Margarito’s best round was the sixth, when the Mexican managed to land a hefty shot to Pacquiao’s body, sending him into the ropes. After the fight that had appeared so utterly one-sided, almost easy for Pacquiao, the pound-for-pound king admitted that he was hurt in the middle rounds and that the fight was tougher than it looked. From the outside looking in, it was total one-way carnage. For those people who professed to hate “Margacheato,” it was a joy to watch.
After the 12 painful rounds were over, the scores were a formality – 120-108, 118-109, 118-110, all for Manny.

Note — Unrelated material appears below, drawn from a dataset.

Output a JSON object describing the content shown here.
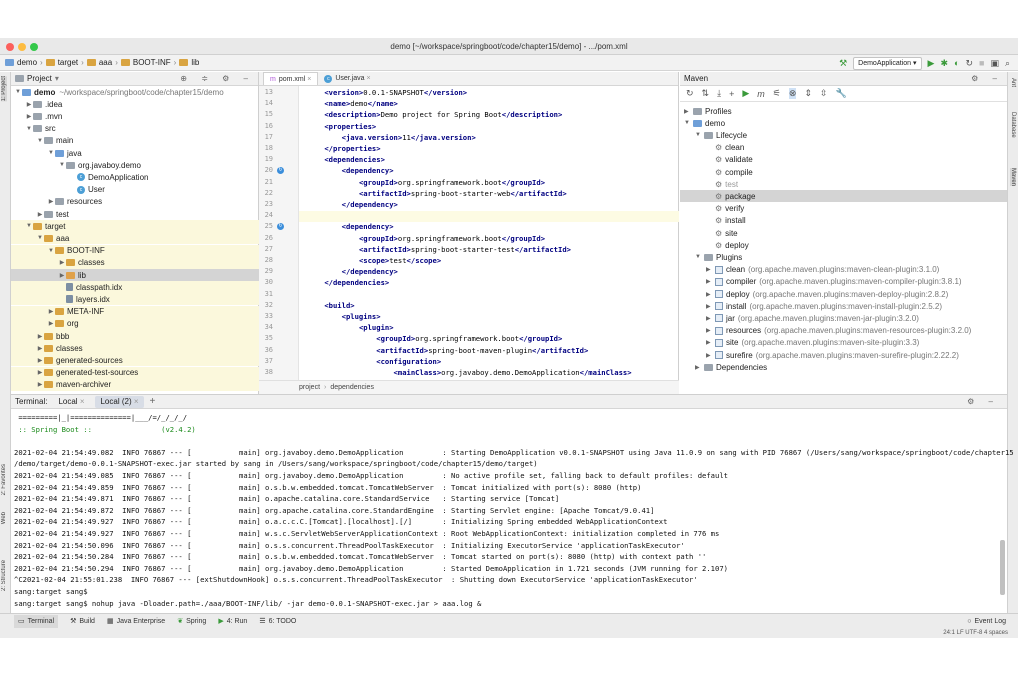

Pacquiao was soon accused of having let up on his battered target, the feeling that he could have scored the KO or stoppage had he wanted to quite a strong one. It didn’t matter; Pacquaio was the master. He was the best in the world. Mayweather wanted nothing to do with him. “Keep ducking Manny Pacquiao,” one headline read shortly after Manny’s hammering of Margarito.
As we all know, we had to wait almost five more years before Mayweather and Pacquiao finally fought. And when they did fight, it was a dud. Had the two greats fought when they should have done – in 2009, 2010, or 2011 – who knows what might have transpired.
As for the thoroughly beaten and beaten up Margarito, he would never be the same. Pacquiao’s fists had permanently damaged his right eye, his vision never fully returning. Margarito fought on, but on the night of November 13, 2010, Manny Pacquiao beat the devil out of him.